Au-delà de cette question « locale » de la certification en entreprise, la question peut être déplacée au rapport à la norme et à l'autorité. L'ambiguïté de la norme ISO 9001 peut en effet s'analyser comme le résultat de la mutation du rapport à la norme sociale.

Mon mémoire s'appuiera dans un premier temps sur une étude théorique de l'organisation et du rapport à la norme. Une seconde étape consistera en une étude pratique basée sur des interviews semi directives de travailleurs soumis à la norme ISO 9001.

3 Première partie : Cadre théorique

3.1 L'organisation

Afin de comprendre l'impact que peut avoir l'application d'une norme telle que l'ISO 9001 sur les travailleurs d'une organisation, il apparaît nécessaire de développer quelque peu le contexte dans lequel se déroulera l'analyse, à savoir, «l'organisation » elle-même et les changements structurels qu'elle va subir.

Le terme organisation est vaste. Dans ce travail nous nous intéresserons en particulier aux PME du secteur marchand, à savoir aux entreprises comptant entre 10 et 250 salariés.

Il aurait été possible de définir plus précisément ce qu'est une PME. Toutefois ceci ne nous apparaît pas relevant dans ce travail et en pratique nous ramènerons donc l'idée de PME à une unité technique d'exploitation de taille réduite.

Nous verrons plus loin dans ce mémoire comment les entreprises ont été sélectionnées (4.1 Méthodologie).

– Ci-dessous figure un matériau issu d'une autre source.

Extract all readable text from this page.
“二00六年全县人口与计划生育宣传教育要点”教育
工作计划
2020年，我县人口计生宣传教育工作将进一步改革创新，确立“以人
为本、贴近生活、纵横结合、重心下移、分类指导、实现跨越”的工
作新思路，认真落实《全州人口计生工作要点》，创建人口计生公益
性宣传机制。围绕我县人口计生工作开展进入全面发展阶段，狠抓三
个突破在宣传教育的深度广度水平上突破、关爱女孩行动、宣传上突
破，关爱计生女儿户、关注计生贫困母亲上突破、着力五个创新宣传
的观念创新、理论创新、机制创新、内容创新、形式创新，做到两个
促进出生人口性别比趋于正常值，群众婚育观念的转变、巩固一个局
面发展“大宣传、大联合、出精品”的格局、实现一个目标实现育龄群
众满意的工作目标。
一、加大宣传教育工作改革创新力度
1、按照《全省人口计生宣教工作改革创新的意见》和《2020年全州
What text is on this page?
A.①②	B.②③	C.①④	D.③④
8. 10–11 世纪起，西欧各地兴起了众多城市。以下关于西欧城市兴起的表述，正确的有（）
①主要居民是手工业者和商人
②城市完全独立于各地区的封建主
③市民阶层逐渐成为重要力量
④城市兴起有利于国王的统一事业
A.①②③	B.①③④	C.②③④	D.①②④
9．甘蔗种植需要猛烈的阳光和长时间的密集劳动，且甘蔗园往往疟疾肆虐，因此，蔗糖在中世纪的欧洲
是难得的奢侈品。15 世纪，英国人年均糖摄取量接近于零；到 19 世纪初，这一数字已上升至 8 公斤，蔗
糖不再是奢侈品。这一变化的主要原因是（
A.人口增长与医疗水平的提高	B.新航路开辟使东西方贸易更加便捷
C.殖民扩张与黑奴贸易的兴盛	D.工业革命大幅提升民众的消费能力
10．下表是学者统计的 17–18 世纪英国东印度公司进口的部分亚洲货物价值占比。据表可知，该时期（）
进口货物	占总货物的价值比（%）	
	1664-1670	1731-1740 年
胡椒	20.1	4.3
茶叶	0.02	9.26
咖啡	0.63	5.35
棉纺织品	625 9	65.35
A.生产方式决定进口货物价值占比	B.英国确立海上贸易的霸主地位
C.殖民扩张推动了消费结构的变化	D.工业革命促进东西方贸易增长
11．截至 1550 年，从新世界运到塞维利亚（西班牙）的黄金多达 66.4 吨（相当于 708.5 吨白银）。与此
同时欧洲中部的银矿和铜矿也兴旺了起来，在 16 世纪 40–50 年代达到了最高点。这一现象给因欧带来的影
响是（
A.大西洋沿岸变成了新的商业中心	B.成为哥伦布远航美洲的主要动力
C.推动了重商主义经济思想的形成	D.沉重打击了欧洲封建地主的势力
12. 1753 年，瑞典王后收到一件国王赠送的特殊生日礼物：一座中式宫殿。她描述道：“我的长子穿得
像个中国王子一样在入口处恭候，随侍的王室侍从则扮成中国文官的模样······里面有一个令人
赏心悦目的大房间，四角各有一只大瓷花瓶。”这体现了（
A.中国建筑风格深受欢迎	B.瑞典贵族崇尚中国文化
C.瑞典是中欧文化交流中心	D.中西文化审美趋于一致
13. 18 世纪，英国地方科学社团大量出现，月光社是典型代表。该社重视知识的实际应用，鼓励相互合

D'une manière générale les organisations peuvent se définir comme « des structures sociales créées par les individus pour accomplir de façon collective certains buts. (Scott, 1987, p9)».2(*)

Ce chapitre brossera les différentes approches des organisations en essayant de positionner la PME dans les différents modèles et d'expliquer l'impact potentiel de la mise en place du référentiel ISO 9001.

3.1.1 Approche rationnelle

L'approche classique de l'organisation repose sur une recherche d'efficacité.

Le modèle le plus représentatif de cette approche est le taylorisme (« l'organisation scientifique du travail ») (F.W. Taylor ~ 1900).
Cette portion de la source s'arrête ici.